Приказала царевна подать шахматы, выточенные из китового зуба и наполненные мускусом и амброй. Принесли им подставку из дубленой кожи, шитую шелком с хрустальными ручками, и они принялись за игру. А царевич не уступал цар. ской дочери, хоть она и жульничала, как сказал Катеб :
Хотела милая за шахматной доской
Обманом одержать победу надо мной.
Конем пошла, чтоб объявить мне шах и мат,
Но конь бежал, лишь я прижался к ней щекой.
Шахская дочь была очень довольна и распорядилась, чтобы все служанки отправлялись по домам, а Лала-Салеху приказала сторожить у дверей и никого не впускать: она-де желает побеседовать наедине с нянькой и Дельафруз. Лала-Салех пошел к воротам, а они занялись разговором. Царевич сказал себе: «Ну, время действовать!» Выпили они еще немного вина, тут он и подсыпал сонного зелья в чаши девушки и няньки. Обеих тотчас сон свалил.

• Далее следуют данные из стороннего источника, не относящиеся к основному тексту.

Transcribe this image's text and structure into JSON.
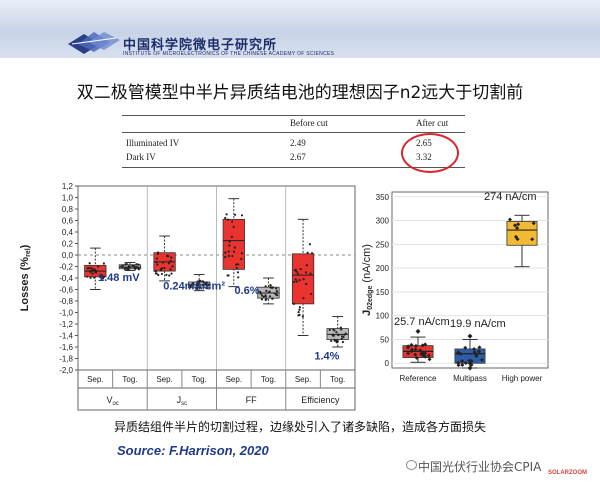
{
  "header": {
    "institute_cn": "中国科学院微电子研究所",
    "institute_en": "INSTITUTE OF MICROELECTRONICS OF THE CHINESE ACADEMY OF SCIENCES",
    "logo_icon": "ime-cas-logo"
  },
  "slide_title": "双二极管模型中半片异质结电池的理想因子n2远大于切割前",
  "ideality_table": {
    "columns": [
      "",
      "Before cut",
      "After cut"
    ],
    "rows": [
      {
        "label": "Illuminated IV",
        "before": "2.49",
        "after": "2.65"
      },
      {
        "label": "Dark IV",
        "before": "2.67",
        "after": "3.32"
      }
    ],
    "highlight_color": "#d8262a"
  },
  "chart_data": [
    {
      "type": "box",
      "ylabel": "Losses (%rel)",
      "ylim": [
        -2.0,
        1.2
      ],
      "yticks": [
        "1,2",
        "1,0",
        "0,8",
        "0,6",
        "0,4",
        "0,2",
        "0,0",
        "-0,2",
        "-0,4",
        "-0,6",
        "-0,8",
        "-1,0",
        "-1,2",
        "-1,4",
        "-1,6",
        "-1,8",
        "-2,0"
      ],
      "categories": [
        "Sep.",
        "Tog.",
        "Sep.",
        "Tog.",
        "Sep.",
        "Tog.",
        "Sep.",
        "Tog."
      ],
      "groups": [
        {
          "label": "Voc",
          "main": "V",
          "sub": "oc",
          "annotation": "1.48 mV"
        },
        {
          "label": "Jsc",
          "main": "J",
          "sub": "sc",
          "annotation": "0.24mA/cm²"
        },
        {
          "label": "FF",
          "main": "FF",
          "sub": "",
          "annotation": "0.6%"
        },
        {
          "label": "Efficiency",
          "main": "Efficiency",
          "sub": "",
          "annotation": "1.4%"
        }
      ],
      "boxes": [
        {
          "cat": "Sep.",
          "q1": -0.38,
          "median": -0.28,
          "q3": -0.18,
          "min": -0.6,
          "max": 0.12,
          "color": "#e8332f"
        },
        {
          "cat": "Tog.",
          "q1": -0.24,
          "median": -0.21,
          "q3": -0.17,
          "min": -0.27,
          "max": -0.13,
          "color": "#b8b8b8"
        },
        {
          "cat": "Sep.",
          "q1": -0.28,
          "median": -0.12,
          "q3": 0.04,
          "min": -0.45,
          "max": 0.33,
          "color": "#e8332f"
        },
        {
          "cat": "Tog.",
          "q1": -0.57,
          "median": -0.52,
          "q3": -0.47,
          "min": -0.62,
          "max": -0.34,
          "color": "#b8b8b8"
        },
        {
          "cat": "Sep.",
          "q1": -0.25,
          "median": 0.25,
          "q3": 0.62,
          "min": -0.55,
          "max": 0.98,
          "color": "#e8332f"
        },
        {
          "cat": "Tog.",
          "q1": -0.75,
          "median": -0.66,
          "q3": -0.56,
          "min": -0.85,
          "max": -0.4,
          "color": "#b8b8b8"
        },
        {
          "cat": "Sep.",
          "q1": -0.85,
          "median": -0.35,
          "q3": 0.02,
          "min": -1.4,
          "max": 0.62,
          "color": "#e8332f"
        },
        {
          "cat": "Tog.",
          "q1": -1.47,
          "median": -1.38,
          "q3": -1.28,
          "min": -1.6,
          "max": -1.07,
          "color": "#b8b8b8"
        }
      ]
    },
    {
      "type": "box",
      "ylabel": "J02edge (nA/cm)",
      "ylabel_main": "J",
      "ylabel_sub": "02edge",
      "ylabel_unit": "(nA/cm)",
      "ylim": [
        -10,
        360
      ],
      "yticks": [
        "350",
        "300",
        "250",
        "200",
        "150",
        "100",
        "50",
        "0"
      ],
      "categories": [
        "Reference",
        "Multipass",
        "High power"
      ],
      "annotations": [
        "25.7 nA/cm",
        "19.9 nA/cm",
        "274 nA/cm"
      ],
      "boxes": [
        {
          "cat": "Reference",
          "q1": 12,
          "median": 25,
          "q3": 37,
          "min": 2,
          "max": 55,
          "color": "#e8332f"
        },
        {
          "cat": "Multipass",
          "q1": 0,
          "median": 20,
          "q3": 30,
          "min": -10,
          "max": 50,
          "color": "#2f5ea8"
        },
        {
          "cat": "High power",
          "q1": 248,
          "median": 280,
          "q3": 298,
          "min": 203,
          "max": 311,
          "color": "#f2b933"
        }
      ]
    }
  ],
  "caption": "异质结组件半片的切割过程，边缘处引入了诸多缺陷，造成各方面损失",
  "source": "Source: F.Harrison, 2020",
  "watermark": "中国光伏行业协会CPIA",
  "watermark_small": "SOLARZOOM"
}
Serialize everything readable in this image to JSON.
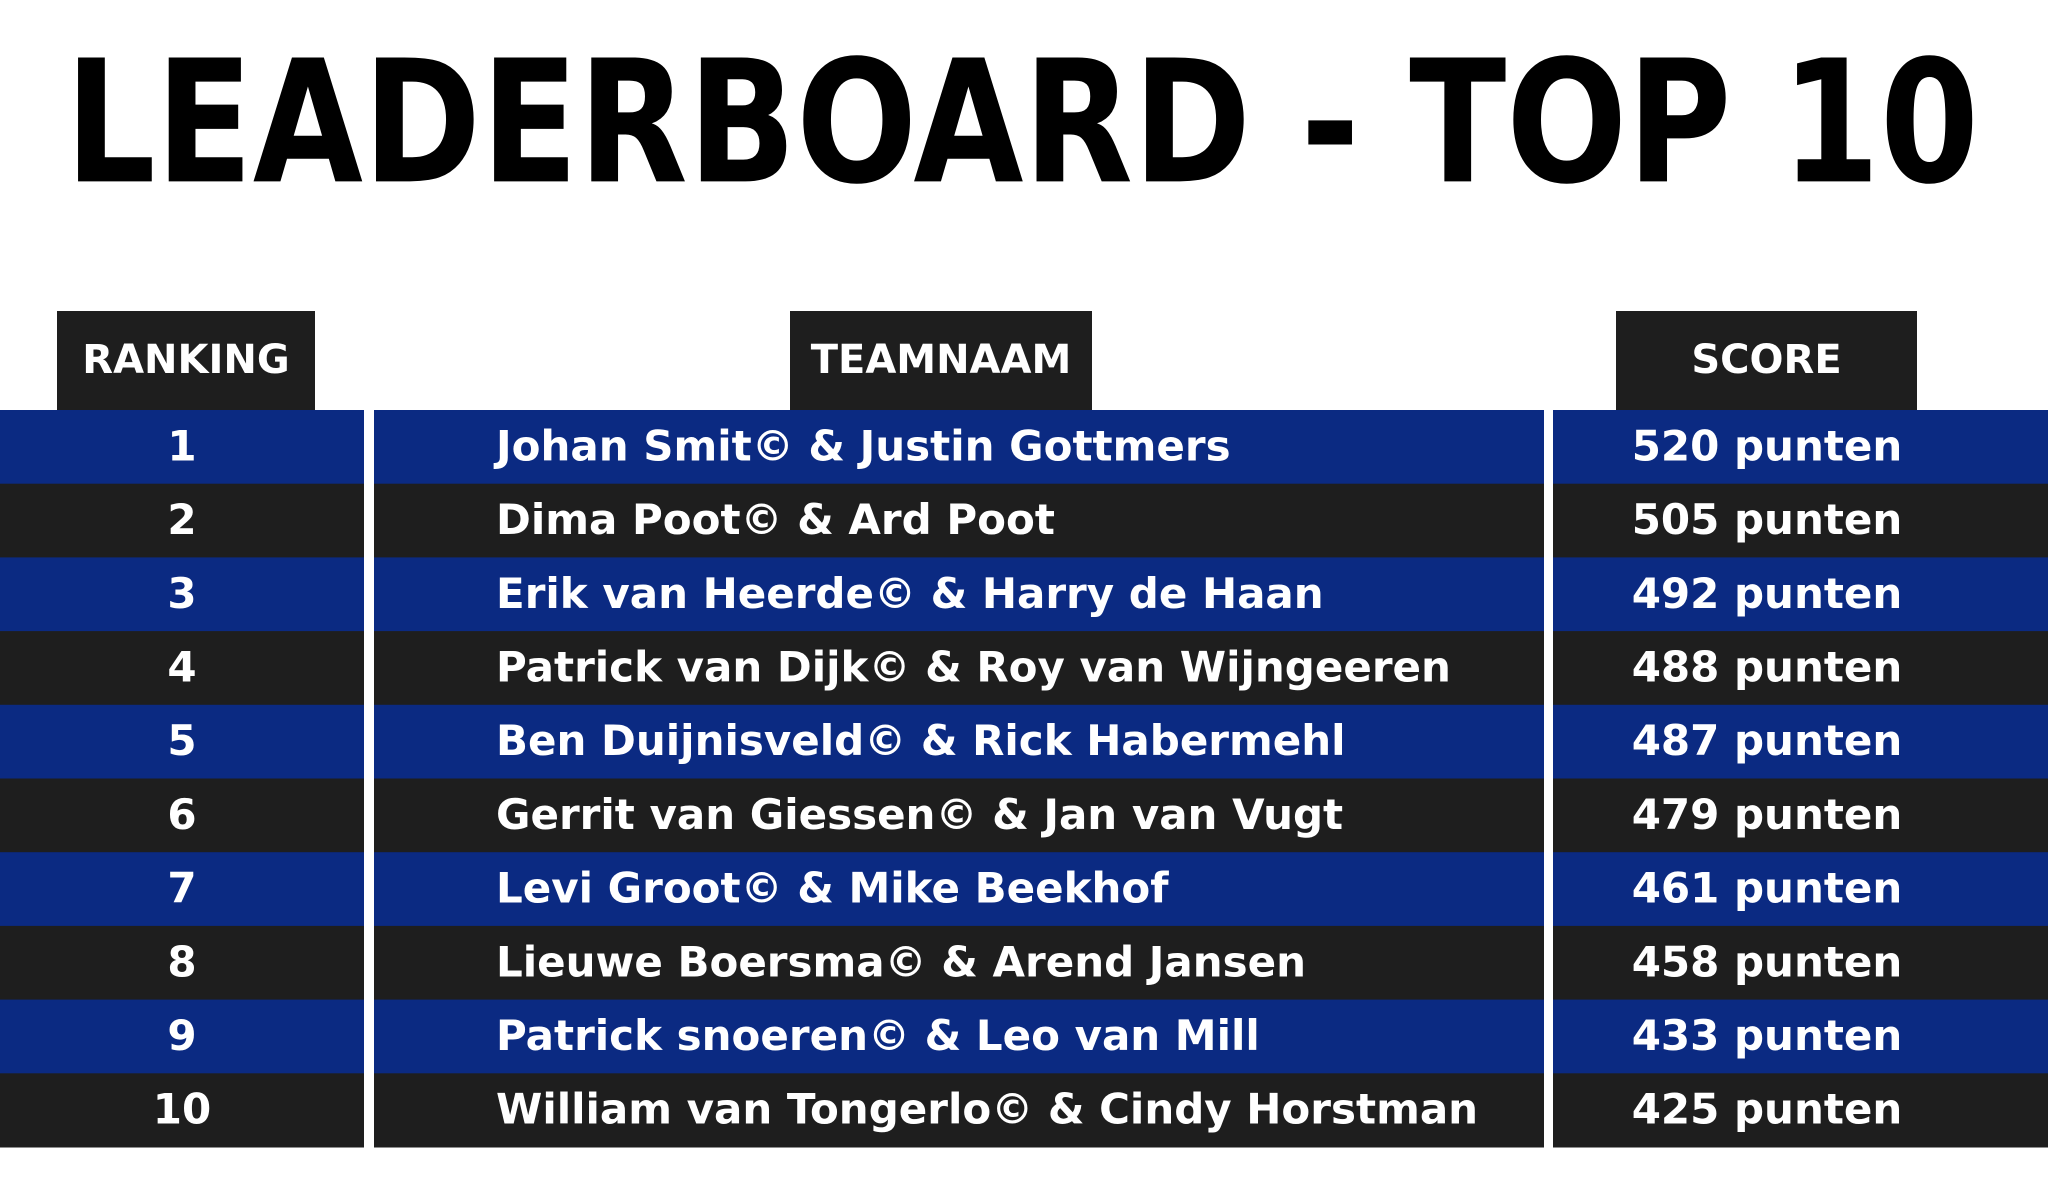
{
  "title": "LEADERBOARD - TOP 10",
  "table": {
    "headers": [
      "RANKING",
      "TEAMNAAM",
      "SCORE"
    ],
    "rows": [
      [
        "1",
        "Johan Smit© & Justin Gottmers",
        "520 punten"
      ],
      [
        "2",
        "Dima Poot© & Ard Poot",
        "505 punten"
      ],
      [
        "3",
        "Erik van Heerde© & Harry de Haan",
        "492 punten"
      ],
      [
        "4",
        "Patrick van Dijk© & Roy van Wijngeeren",
        "488 punten"
      ],
      [
        "5",
        "Ben Duijnisveld© & Rick Habermehl",
        "487 punten"
      ],
      [
        "6",
        "Gerrit van Giessen© & Jan van Vugt",
        "479 punten"
      ],
      [
        "7",
        "Levi Groot© & Mike Beekhof",
        "461 punten"
      ],
      [
        "8",
        "Lieuwe Boersma© & Arend Jansen",
        "458 punten"
      ],
      [
        "9",
        "Patrick snoeren© & Leo van Mill",
        "433 punten"
      ],
      [
        "10",
        "William van Tongerlo© & Cindy Horstman",
        "425 punten"
      ]
    ]
  }
}
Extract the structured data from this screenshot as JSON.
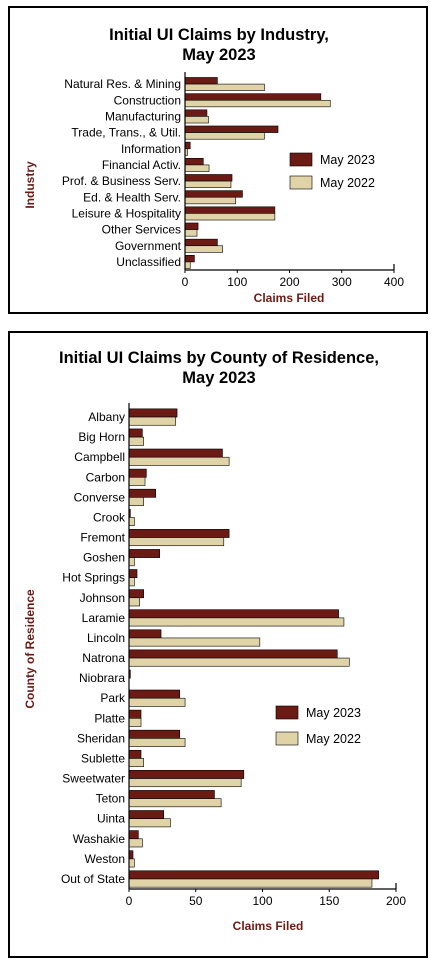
{
  "colors": {
    "may2023": "#6b1b14",
    "may2022": "#e0d3a8",
    "axis_label": "#6b1b14"
  },
  "chart_data": [
    {
      "type": "bar",
      "orientation": "horizontal",
      "title": [
        "Initial UI Claims by Industry,",
        "May 2023"
      ],
      "xlabel": "Claims Filed",
      "ylabel": "Industry",
      "xlim": [
        0,
        400
      ],
      "xticks": [
        "0",
        "100",
        "200",
        "300",
        "400"
      ],
      "legend_position": "right",
      "categories": [
        "Natural Res. & Mining",
        "Construction",
        "Manufacturing",
        "Trade, Trans., & Util.",
        "Information",
        "Financial Activ.",
        "Prof. & Business Serv.",
        "Ed. & Health Serv.",
        "Leisure & Hospitality",
        "Other Services",
        "Government",
        "Unclassified"
      ],
      "series": [
        {
          "name": "May 2023",
          "values": [
            62,
            260,
            42,
            178,
            10,
            35,
            90,
            110,
            172,
            25,
            62,
            18
          ]
        },
        {
          "name": "May 2022",
          "values": [
            152,
            278,
            45,
            152,
            5,
            46,
            88,
            97,
            172,
            23,
            72,
            10
          ]
        }
      ]
    },
    {
      "type": "bar",
      "orientation": "horizontal",
      "title": [
        "Initial UI Claims by County of Residence,",
        "May 2023"
      ],
      "xlabel": "Claims Filed",
      "ylabel": "County of Residence",
      "xlim": [
        0,
        200
      ],
      "xticks": [
        "0",
        "50",
        "100",
        "150",
        "200"
      ],
      "legend_position": "right",
      "categories": [
        "Albany",
        "Big Horn",
        "Campbell",
        "Carbon",
        "Converse",
        "Crook",
        "Fremont",
        "Goshen",
        "Hot Springs",
        "Johnson",
        "Laramie",
        "Lincoln",
        "Natrona",
        "Niobrara",
        "Park",
        "Platte",
        "Sheridan",
        "Sublette",
        "Sweetwater",
        "Teton",
        "Uinta",
        "Washakie",
        "Weston",
        "Out of State"
      ],
      "series": [
        {
          "name": "May 2023",
          "values": [
            36,
            10,
            70,
            13,
            20,
            1,
            75,
            23,
            6,
            11,
            157,
            24,
            156,
            1,
            38,
            9,
            38,
            9,
            86,
            64,
            26,
            7,
            3,
            187
          ]
        },
        {
          "name": "May 2022",
          "values": [
            35,
            11,
            75,
            12,
            11,
            4,
            71,
            4,
            4,
            8,
            161,
            98,
            165,
            0,
            42,
            9,
            42,
            11,
            84,
            69,
            31,
            10,
            4,
            182
          ]
        }
      ]
    }
  ]
}
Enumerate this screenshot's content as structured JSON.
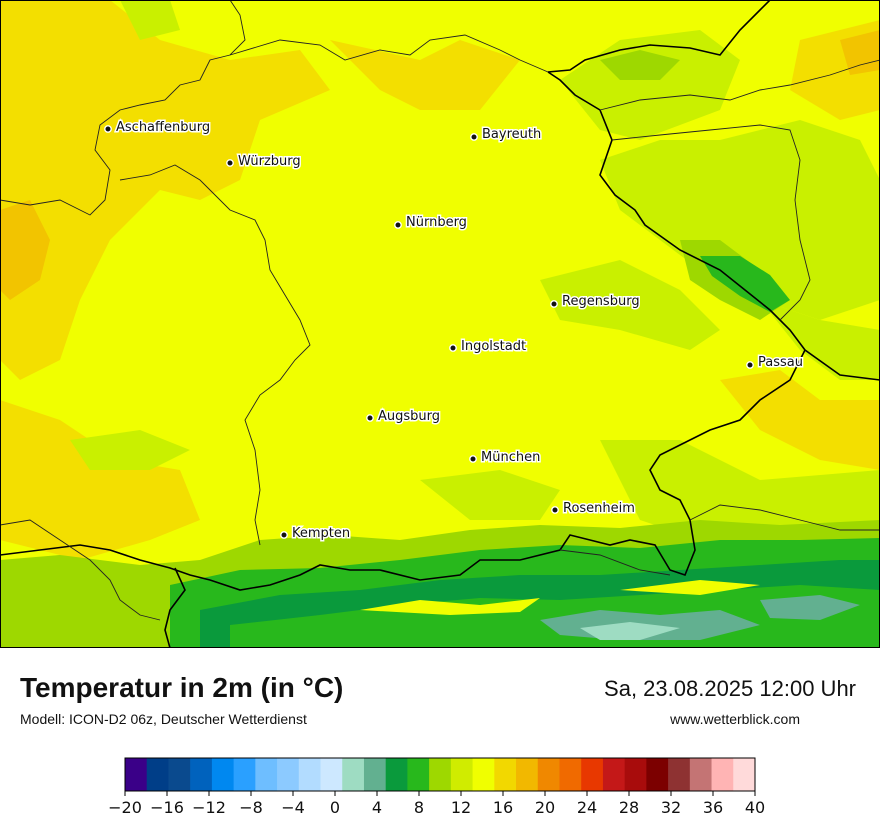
{
  "map": {
    "cities": [
      {
        "name": "Aschaffenburg"
      },
      {
        "name": "Würzburg"
      },
      {
        "name": "Bayreuth"
      },
      {
        "name": "Nürnberg"
      },
      {
        "name": "Regensburg"
      },
      {
        "name": "Ingolstadt"
      },
      {
        "name": "Passau"
      },
      {
        "name": "Augsburg"
      },
      {
        "name": "München"
      },
      {
        "name": "Rosenheim"
      },
      {
        "name": "Kempten"
      }
    ],
    "colors": {
      "base_field": "#f0ff00",
      "warm_patches": "#f3df00",
      "warmer_patches": "#f2c400",
      "cool_green": "#c9f000",
      "mountain_green": "#1eb21e",
      "mountain_dark": "#0e9a3c",
      "peaks": "#9fdcc0"
    }
  },
  "header": {
    "title": "Temperatur in 2m (in °C)",
    "subtitle": "Modell: ICON-D2 06z, Deutscher Wetterdienst",
    "datetime": "Sa, 23.08.2025 12:00 Uhr",
    "website": "www.wetterblick.com"
  },
  "legend": {
    "min": -20,
    "max": 40,
    "tick_labels": [
      "−20",
      "−16",
      "−12",
      "−8",
      "−4",
      "0",
      "4",
      "8",
      "12",
      "16",
      "20",
      "24",
      "28",
      "32",
      "36",
      "40"
    ],
    "colors": [
      "#3a0088",
      "#003e88",
      "#0a4a8e",
      "#0062bd",
      "#0088f0",
      "#2aa0ff",
      "#6ebeff",
      "#8ccaff",
      "#b2dcff",
      "#cde8ff",
      "#9edcc2",
      "#62b090",
      "#0a9a3c",
      "#28b81c",
      "#9ed800",
      "#d0ec00",
      "#f0ff00",
      "#f2d800",
      "#f2b800",
      "#f08800",
      "#f06a00",
      "#e83800",
      "#c41818",
      "#a80c0c",
      "#7c0000",
      "#8e3232",
      "#c47474",
      "#ffb4b4",
      "#ffdada"
    ]
  }
}
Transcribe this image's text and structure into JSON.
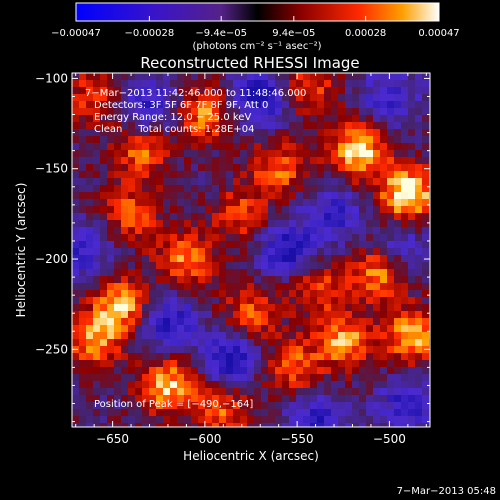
{
  "chart_data": {
    "type": "heatmap",
    "title": "Reconstructed RHESSI Image",
    "xlabel": "Heliocentric X (arcsec)",
    "ylabel": "Heliocentric Y (arcsec)",
    "xlim": [
      -672,
      -478
    ],
    "ylim": [
      -293,
      -97
    ],
    "x_ticks": [
      -650,
      -600,
      -550,
      -500
    ],
    "y_ticks": [
      -100,
      -150,
      -200,
      -250
    ],
    "x_tick_labels": [
      "−650",
      "−600",
      "−550",
      "−500"
    ],
    "y_tick_labels": [
      "−100",
      "−150",
      "−200",
      "−250"
    ],
    "colorbar": {
      "range": [
        -0.00047,
        0.00047
      ],
      "tick_values": [
        -0.00047,
        -0.00028,
        -9.4e-05,
        9.4e-05,
        0.00028,
        0.00047
      ],
      "tick_labels": [
        "−0.00047",
        "−0.00028",
        "−9.4e−05",
        "9.4e−05",
        "0.00028",
        "0.00047"
      ],
      "unit_label": "(photons cm⁻² s⁻¹ asec⁻²)"
    },
    "annotations": [
      "7−Mar−2013 11:42:46.000 to 11:48:46.000",
      "Detectors: 3F 5F 6F 7F 8F 9F, Att 0",
      "Energy Range: 12.0 − 25.0 keV",
      "Clean     Total counts: 1.28E+04",
      "Position of Peak = [−490,−164]"
    ],
    "peak": {
      "x": -490,
      "y": -164
    },
    "bright_sources": [
      {
        "x": -490,
        "y": -164,
        "v": 1.0
      },
      {
        "x": -517,
        "y": -140,
        "v": 0.85
      },
      {
        "x": -505,
        "y": -207,
        "v": 0.75
      },
      {
        "x": -488,
        "y": -243,
        "v": 0.75
      },
      {
        "x": -525,
        "y": -245,
        "v": 0.72
      },
      {
        "x": -560,
        "y": -150,
        "v": 0.6
      },
      {
        "x": -553,
        "y": -260,
        "v": 0.58
      },
      {
        "x": -575,
        "y": -230,
        "v": 0.55
      },
      {
        "x": -610,
        "y": -200,
        "v": 0.65
      },
      {
        "x": -620,
        "y": -270,
        "v": 0.8
      },
      {
        "x": -645,
        "y": -225,
        "v": 0.78
      },
      {
        "x": -660,
        "y": -245,
        "v": 0.7
      },
      {
        "x": -640,
        "y": -175,
        "v": 0.55
      },
      {
        "x": -600,
        "y": -120,
        "v": 0.65
      },
      {
        "x": -635,
        "y": -140,
        "v": 0.6
      },
      {
        "x": -580,
        "y": -175,
        "v": 0.5
      },
      {
        "x": -590,
        "y": -285,
        "v": 0.55
      },
      {
        "x": -540,
        "y": -215,
        "v": 0.5
      },
      {
        "x": -660,
        "y": -110,
        "v": 0.5
      },
      {
        "x": -545,
        "y": -105,
        "v": 0.55
      }
    ],
    "dark_regions": [
      {
        "x": -570,
        "y": -110,
        "v": -0.8
      },
      {
        "x": -630,
        "y": -115,
        "v": -0.6
      },
      {
        "x": -555,
        "y": -195,
        "v": -0.7
      },
      {
        "x": -620,
        "y": -235,
        "v": -0.65
      },
      {
        "x": -540,
        "y": -290,
        "v": -0.6
      },
      {
        "x": -490,
        "y": -280,
        "v": -0.55
      },
      {
        "x": -585,
        "y": -255,
        "v": -0.7
      },
      {
        "x": -500,
        "y": -110,
        "v": -0.5
      },
      {
        "x": -495,
        "y": -195,
        "v": -0.5
      },
      {
        "x": -665,
        "y": -195,
        "v": -0.5
      },
      {
        "x": -530,
        "y": -175,
        "v": -0.5
      }
    ],
    "colors": {
      "background": "#000000",
      "neg_dark": "#1a0fa8",
      "neg_mid": "#4a2ad0",
      "neutral": "#442266",
      "pos_low": "#8a0000",
      "pos_mid": "#ff2a00",
      "pos_high": "#ffa000",
      "pos_max": "#ffffe0"
    }
  },
  "footer": {
    "timestamp": "7−Mar−2013 05:48"
  }
}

Царевич встал, хотел было убить няньку и удовлетворить свое желание, но совладал с собой, ведьму эту связал, взвалил на плечо и пошел в сад. Подошел к садовой ограде, обвязал няньку веревкой, сам влез на стену и ее за собой втащил, а потом спрыгнул наружу и направился к дому удальцов.
По воле божьей в этой темной ночи судьба его стерегла. Видит он, двое идут. Испугался царевич, заспешил, а они дорогу ему преградили да как заревут: «Эй, кто ты такой?» Услышал царевич голоса и сразу узнал благородных смельчаков – Шогаля-силача и Самака-ловкача. Говорит им:
– Люди добрые, разве на друзей так орут? Это я, Хоршид-шах – Дельафруз.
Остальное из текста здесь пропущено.